2026年5月1日、ドクターメイト株式会社は「医療ニーズと世界情勢が介護業界に与える影響および職員の知識習得 」に意識調査の結果を公表しました(調査期間:2026年4月20日~22日、インターネット調査)。
全国の介護施設に勤務する現役の介護関連職員300名(介護士、看護師、ケアマネジャー、施設長) を対象としたこの調査では、中東情勢の緊迫化に伴うプラスチック製品の供給不足が、介護現場の衛生管理にも影響を及ぼしはじめているとされています。
現場が直面しているリスクの深刻さを、改めて認識させられる内容です。
約半数が消耗品の供給不足を実感、衛生管理への影響が顕著に

同調査では、2026年4月現在のプラスチック製品の供給状況について業務への「影響がある」と回答。
具体的には「使い捨てプラスチックグローブ」や「使い捨てエプロン・ガウン」の入手困難が顕著で、排泄ケア用品や吸引チューブなどの医療資材にも不足が波及しているとされています。
自由記述では、グローブの使用を意識的に控えるなどの節制の動きや、資材費削減にともない、人件費削減に動く施設も出ているとの声も挙がりました。
さらに、今後の資材確保に不安を感じると回答した職員は全体の70.0%に達しており、現場の危機感の強さがうかがえます。
医療ニーズの高度化も進行、現場の負担は増すばかり

一方で、近年の医療対応場面が「増えたと感じる」と回答した職員は61.0%にのぼっています。
「痰の吸引」「褥瘡管理」「感染症対策」「経管栄養」といった専門的な処置へのニーズが高まっており、介護現場における業務の多角化・高度化が進んでいる実態も示されているようです。

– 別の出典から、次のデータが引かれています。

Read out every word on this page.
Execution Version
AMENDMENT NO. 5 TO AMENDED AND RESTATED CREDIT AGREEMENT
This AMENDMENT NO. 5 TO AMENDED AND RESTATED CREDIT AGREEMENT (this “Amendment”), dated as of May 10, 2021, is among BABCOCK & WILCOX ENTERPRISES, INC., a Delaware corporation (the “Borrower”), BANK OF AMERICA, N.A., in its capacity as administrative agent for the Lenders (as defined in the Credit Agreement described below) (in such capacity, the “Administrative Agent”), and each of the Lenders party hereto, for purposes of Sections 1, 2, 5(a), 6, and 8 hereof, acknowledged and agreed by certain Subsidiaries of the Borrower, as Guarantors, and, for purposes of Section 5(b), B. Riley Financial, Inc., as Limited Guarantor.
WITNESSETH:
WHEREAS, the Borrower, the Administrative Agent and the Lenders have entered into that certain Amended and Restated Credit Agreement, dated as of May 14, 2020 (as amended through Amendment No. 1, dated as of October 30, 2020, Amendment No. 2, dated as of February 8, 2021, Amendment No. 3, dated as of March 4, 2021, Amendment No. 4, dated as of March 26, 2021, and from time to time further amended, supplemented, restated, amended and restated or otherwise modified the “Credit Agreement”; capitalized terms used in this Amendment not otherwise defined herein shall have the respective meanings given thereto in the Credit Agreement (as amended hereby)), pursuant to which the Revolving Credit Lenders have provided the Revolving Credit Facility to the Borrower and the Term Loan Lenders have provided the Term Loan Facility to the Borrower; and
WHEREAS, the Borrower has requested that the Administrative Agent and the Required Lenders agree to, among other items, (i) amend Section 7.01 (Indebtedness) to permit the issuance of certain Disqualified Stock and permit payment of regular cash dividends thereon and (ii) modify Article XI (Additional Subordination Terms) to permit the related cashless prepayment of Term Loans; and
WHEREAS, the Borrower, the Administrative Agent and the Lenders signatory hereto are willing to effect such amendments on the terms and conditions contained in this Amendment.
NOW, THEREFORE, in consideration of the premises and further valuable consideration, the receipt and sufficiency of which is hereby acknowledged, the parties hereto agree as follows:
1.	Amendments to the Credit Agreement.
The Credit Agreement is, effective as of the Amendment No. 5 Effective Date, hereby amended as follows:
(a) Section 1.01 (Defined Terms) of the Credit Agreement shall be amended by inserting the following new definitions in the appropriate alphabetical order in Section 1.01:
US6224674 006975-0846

資材が不足するなかで、求められる医療的対応は増えているという状況は、現場職員にとって二重の負担となっています。
業界・行政レベルでの対策が求められる局面に
消耗品の確保が困難になることは、単なるコスト問題にとどまりません。使い捨て手袋やエプロンは感染予防の基本であり、これらが不足すれば利用者・職員双方の感染リスクが高まります。
世界情勢に左右されにくい調達体制の整備や、代替品の確保といった対策を、施設単位ではなく業界・行政レベルで検討していく必要があるのではないでしょうか。
編集部より
プラスチック原料であるナフサの調達不安が介護現場にまで波及しているという今回の調査結果は、業界関係者にとって見過ごせない問題といえるでしょう。
資材の安定供給という、これまであまり注目されてこなかった課題が、介護の質に直結するリスクとして浮上してきている今、施設管理者や関係者はぜひ早めに実態把握と備えに取り組む必要があると感じます。